November 16, 2022
Original Source: The Globe and Mail
Canada’s Merger Deals Continued to Slide During the Third Quarter
Author: Jameson Berkow
Deal making activity slowed further in Canada during the third quarter, continuing a downtrend trend driven by rising interest rates and volatile market conditions, though experts are counting on a rebound in 2023.
A total of 684 merger and acquisition transactions were announced between the start of July and the end of September, according to the latest Canadian M&A report from specialty investment bank Crosbie & Co. released Wednesday, representing the third straight quarterly decline. Transactions fell by one-third from the recent high achieved in the first quarter of 2021, when more than 1,000 deals were announced, although the latest decline in transactions was offset by several mega-deals worth more than $1-billion.
Aggregate deal value increased to $63-billion in the third quarter, up 16 per cent from the second quarter, largely as a result of 14 mega-deals announced during the latest period. Fully one-third of that total came from just two transactions: refining giant Phillps 66′s proposed takeover of pipeline operator DCP Midstream LP, which also involves Enbridge Inc., in a complex deal Crosbie & Co. valued at more than $13-billion; and Waterloo-based Open Text Corp.’s purchase of Micro Focus International PLC for $8.4-billion.
Fairfax Financial Holdings Ltd. also closed a $1.5-billion deal to privatize Recipe Unlimited Corp., parent company of restaurant chains such as Swiss Chalet, Harvey’s and The Keg, during the third quarter. Strip away those billion-dollar transactions, however, and lawyer John Clifford said a true slowdown in the Canadian M&A market is revealed.

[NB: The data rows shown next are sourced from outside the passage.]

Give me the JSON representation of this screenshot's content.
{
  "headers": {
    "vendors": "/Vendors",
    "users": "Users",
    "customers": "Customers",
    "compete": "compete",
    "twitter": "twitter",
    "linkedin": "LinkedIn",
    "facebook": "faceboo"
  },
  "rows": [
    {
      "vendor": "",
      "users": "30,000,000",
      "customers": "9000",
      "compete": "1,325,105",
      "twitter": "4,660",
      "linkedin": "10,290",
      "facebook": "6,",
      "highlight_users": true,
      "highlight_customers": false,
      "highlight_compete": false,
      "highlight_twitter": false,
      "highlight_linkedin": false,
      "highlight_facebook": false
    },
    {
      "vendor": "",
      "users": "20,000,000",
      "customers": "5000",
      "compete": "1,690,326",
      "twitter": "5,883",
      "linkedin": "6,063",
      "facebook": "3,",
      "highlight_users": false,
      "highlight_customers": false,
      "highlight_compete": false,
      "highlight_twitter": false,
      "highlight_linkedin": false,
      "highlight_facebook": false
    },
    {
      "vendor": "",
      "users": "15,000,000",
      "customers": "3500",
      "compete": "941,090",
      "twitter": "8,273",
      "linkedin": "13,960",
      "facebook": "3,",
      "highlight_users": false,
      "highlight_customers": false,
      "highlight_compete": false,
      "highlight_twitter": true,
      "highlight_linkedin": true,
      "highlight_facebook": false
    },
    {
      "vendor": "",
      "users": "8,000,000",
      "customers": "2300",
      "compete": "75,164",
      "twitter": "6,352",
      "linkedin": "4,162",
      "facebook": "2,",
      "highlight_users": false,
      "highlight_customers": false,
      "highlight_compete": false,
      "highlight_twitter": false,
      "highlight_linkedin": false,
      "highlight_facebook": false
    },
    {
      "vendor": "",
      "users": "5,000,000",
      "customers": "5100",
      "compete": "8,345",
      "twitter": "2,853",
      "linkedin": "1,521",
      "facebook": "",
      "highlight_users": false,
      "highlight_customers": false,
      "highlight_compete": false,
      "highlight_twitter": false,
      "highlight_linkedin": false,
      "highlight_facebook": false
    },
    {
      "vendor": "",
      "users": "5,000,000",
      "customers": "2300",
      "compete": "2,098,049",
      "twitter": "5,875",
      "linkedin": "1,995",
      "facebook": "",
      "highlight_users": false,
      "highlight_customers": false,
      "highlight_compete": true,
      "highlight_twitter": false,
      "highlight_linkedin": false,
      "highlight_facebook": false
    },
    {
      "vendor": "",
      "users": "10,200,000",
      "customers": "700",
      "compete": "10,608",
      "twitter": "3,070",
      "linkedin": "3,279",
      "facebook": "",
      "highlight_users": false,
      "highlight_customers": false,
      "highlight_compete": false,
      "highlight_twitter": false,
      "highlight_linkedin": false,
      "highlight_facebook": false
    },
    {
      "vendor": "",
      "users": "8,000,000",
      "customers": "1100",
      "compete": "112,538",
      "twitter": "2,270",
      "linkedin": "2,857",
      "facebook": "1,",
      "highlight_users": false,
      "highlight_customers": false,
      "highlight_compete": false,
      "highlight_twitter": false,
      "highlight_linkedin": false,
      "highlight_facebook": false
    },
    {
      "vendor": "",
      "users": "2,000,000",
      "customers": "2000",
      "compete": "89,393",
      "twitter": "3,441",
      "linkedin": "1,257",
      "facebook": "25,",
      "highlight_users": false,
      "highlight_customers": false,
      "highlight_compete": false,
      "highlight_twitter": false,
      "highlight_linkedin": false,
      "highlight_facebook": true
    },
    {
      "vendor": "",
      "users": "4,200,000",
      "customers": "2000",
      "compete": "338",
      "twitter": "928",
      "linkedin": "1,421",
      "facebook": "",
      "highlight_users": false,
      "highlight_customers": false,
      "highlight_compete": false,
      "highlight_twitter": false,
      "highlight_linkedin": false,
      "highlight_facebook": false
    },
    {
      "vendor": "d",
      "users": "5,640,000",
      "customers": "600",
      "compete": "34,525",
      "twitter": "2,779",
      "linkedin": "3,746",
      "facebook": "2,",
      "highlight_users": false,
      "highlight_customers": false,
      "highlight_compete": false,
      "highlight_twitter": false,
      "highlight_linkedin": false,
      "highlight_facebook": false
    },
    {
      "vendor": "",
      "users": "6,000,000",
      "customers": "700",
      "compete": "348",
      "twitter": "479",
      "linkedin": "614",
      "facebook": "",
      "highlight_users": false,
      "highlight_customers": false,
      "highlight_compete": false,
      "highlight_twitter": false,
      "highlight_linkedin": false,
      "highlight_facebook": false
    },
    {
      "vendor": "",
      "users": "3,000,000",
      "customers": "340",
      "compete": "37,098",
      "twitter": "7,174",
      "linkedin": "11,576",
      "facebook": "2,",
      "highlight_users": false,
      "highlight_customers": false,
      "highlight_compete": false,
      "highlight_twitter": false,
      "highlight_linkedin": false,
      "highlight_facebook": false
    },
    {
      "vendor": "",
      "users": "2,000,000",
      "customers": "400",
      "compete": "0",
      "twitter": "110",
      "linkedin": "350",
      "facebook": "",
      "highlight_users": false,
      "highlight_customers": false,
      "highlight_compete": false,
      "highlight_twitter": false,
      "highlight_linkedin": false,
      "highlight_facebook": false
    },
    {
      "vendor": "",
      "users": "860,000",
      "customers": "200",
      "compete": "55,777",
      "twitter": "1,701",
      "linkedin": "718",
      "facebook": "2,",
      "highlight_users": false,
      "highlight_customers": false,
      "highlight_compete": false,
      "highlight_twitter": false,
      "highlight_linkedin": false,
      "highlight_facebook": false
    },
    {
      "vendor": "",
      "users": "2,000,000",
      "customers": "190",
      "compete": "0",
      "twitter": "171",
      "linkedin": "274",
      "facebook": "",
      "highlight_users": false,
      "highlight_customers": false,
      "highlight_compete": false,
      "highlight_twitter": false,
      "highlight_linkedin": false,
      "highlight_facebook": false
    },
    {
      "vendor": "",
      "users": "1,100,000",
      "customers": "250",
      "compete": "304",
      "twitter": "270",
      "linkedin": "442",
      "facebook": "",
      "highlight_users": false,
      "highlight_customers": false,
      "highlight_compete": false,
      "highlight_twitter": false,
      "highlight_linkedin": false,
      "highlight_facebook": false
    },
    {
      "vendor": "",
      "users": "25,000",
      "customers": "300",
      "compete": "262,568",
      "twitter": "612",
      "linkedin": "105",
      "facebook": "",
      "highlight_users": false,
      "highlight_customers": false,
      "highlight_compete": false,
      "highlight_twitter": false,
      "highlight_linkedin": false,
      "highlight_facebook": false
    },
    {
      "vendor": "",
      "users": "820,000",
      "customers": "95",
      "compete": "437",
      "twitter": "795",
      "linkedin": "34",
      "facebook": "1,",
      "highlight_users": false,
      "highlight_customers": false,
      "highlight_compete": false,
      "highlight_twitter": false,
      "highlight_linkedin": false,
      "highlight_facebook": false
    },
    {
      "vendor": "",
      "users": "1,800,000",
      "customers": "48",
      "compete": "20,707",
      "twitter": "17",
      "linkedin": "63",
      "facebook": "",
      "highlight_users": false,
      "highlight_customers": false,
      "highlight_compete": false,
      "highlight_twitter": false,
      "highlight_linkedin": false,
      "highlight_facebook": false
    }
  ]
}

“When it comes to Canadian M&A deal activity, from my perspective what happens in the middle market is what really matters and that is where there still is a continuing decline there,” said Mr. Clifford, M&A partner and chief operating officer at McMillan LLP. “When you lump in the big deals, on aggregate it is going to maybe smooth the impact, but it does mask the fact that in the heart of the Canadian M&A world, deal numbers and values are still going down.”
The Crosbie & Co. report found middle market transactions – those valued less than $250-million – totalled 251 during the third quarter. That size segment represented 12 per cent of the aggregate value of all deals announced during the quarter, the report found, and led the overall decline, falling 8 per cent from the second quarter.
Rising interest rates are the main domestic driver of the slowdown, Mr. Clifford said, as higher deal financing costs “will cause folks to pause a bit and be more careful in their assessments,” though he also says it is important to remember 2021 was a “record-shattering year” for Canadian M&A.
“I’m not sure that anyone would have expected 2022 to be as strong as 2021,” he said. “Frankly, most people were surprised at how robust 2021 was, but I think coming off a banner year when you have these headwinds in the marketplace, a decline is not surprising.”
Domenic Marino, national deals leader for PwC Canada, said 2021 was “an anomaly year” and that global deal values and volumes for 2022 are trending above the average from 2014 through 2019.
Higher interest rates, while currently a headwind for M&A activity, could also lead to a rebound of deal making activity in 2023.
“Increasing interest rates are making it more expensive for companies with their debt servicing costs rising, so they are going to have to make tough choices,” Mr. Marino said. “Our clients are saying they are going to double down on their core assets and look to potentially sell assets that are not as core to the business.”
While McMillan’s Mr. Clifford said he “would not be surprised” to see further declines in the fourth quarter, “the reality is people are always talking about there being lots of dry powder out there that is still available.”